The film received a lot of attention at the time as it was the first local appearance of our Cate (Blanchett) since her turn in Oscar And Lucinda in 1997, since which she had been nominated for Oscars and become a hugely recognisable international name. Plus, it was the first film in seven years from Rowan Woods, who had greatly impressed with his debut The Boys. Plus, it was written by Jacquelin Perske, who just the year before had co-created the phenomenal television series Love My Way. It also brought together a tremendous cast besides Blanchett, including the very highly regarded (and suddenly bankable, thanks to The Matrix, The Lord Of The Rings and V For Vendetta) Hugo Weaving, Sam Neill, Martin Henderson, who had been missing for a long time, and Noni Hazlehurst, who turned in a furious performance that shocked many young Australians who had only ever know her from Play School and her television show with ex-husband John Jarratt Better Homes And Gardens.

Tracy (Blanchett) is a recovering junkie, living at home with her mother Janelle (Hazlehurst) and amputee brother Ray (Henderson). She is a manager at a video store, trying to get her life together and working on securing a loan to go into partnership with the owner of the video store in order that they can expand into internet and online gaming next door. Tracy is also emotionally supporting Lionel (Weaving), the gay junkie ex of Janelle, who is contemplating going clean as he is cut off by his lover and dealer Brad (Neill.) Suddenly, Tracy's ex Jonny (Dustin Nguyen) appears, back from Vancouver, sporting a flashy suit. Jonny was a big reason Tracy was doing drugs, and is held responsible by Janelle for the accident that cost Ray part of his leg, but Tracy's love dies hard.
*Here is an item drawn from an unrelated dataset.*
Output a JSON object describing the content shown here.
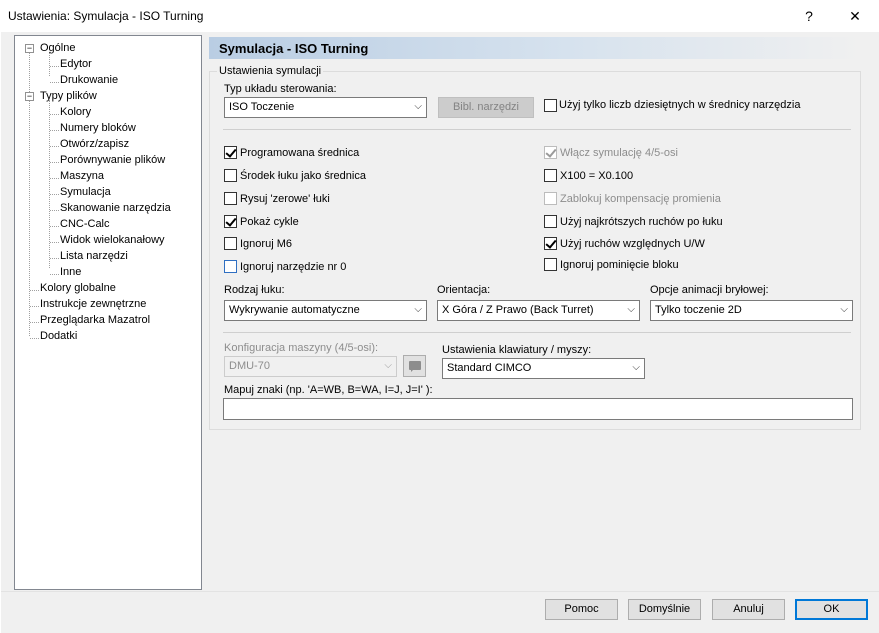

Ray and Jonny get a deal together to make some fast cash, and when Tracy's loan application falls through, despite the fact that she has told both her business partner and her mother that everything is going to be fine, she becomes a part of it. But when everything falls apart she manages to dig deep inside herself and find the courage and belief in herself that has always been there but muddied by her dependence on heroin to bring about happiness. (Ok, that sounds like a really cheesy ending, but it's totally not. I swear.)

The more I think about and remember the film, the more impressed I am with it. I wasn't overly impressed with Nguyen's performance, and I thought Henderson was merely fine, but otherwise the performances were stupendous across the board. Blanchett pulled off her usual incredible thing, but with a depth of character she is often not given. Weaving was ridiculously, painfully good, playing the pathetic junkie with a talent we all knew he had (he has turned in riveting performances before) but still so violent in its intensity as to be dumbfounding. Hazlehurst gives us probably her greatest ever performance (though I'm very, very light on her earlier work - it was better than her equally lauded performance in Candy the following year, if only because the material she had to work with here was better, I think.)

Woods guides them all perfectly, giving a beautiful setting for them to truly excercise Perske's terrific script. Cut wonderfully by Alexandre de Franceschi and John Scott, with Sam Petty's always flawless sound and Nathan Larson's original music that used to kind of irritate me (possibly due to overexposure) but has grown on me a lot to the point where hearing strains of his theme now can cause a deep emotional reaction. And dammit, hearing either the kids or Sarah Blasko singing that cover of Flame Trees can see me in rivers of tears in a second. That scene (anyone who's seen it knows that scene) is mindblowing.

Look, it's not a perfect film. Not in any way. But I think it has improved with age. I think at the time, also, in such a dire time for Australian film, it probably wasn't the right film to be making. Everyone was depressed enough as it was, and throwing a depressing-as-fuck film into the mix was never going to pull us out of it. If it came out this year I think it would have performed somewhat better, though maybe I'm just deluding myself. Little Fish is, however, a good film, even a very good film. If only for the epic performances within it is worth watching. If for noting else than to feel how amazing Cold Chisel covers can be. 4 stars.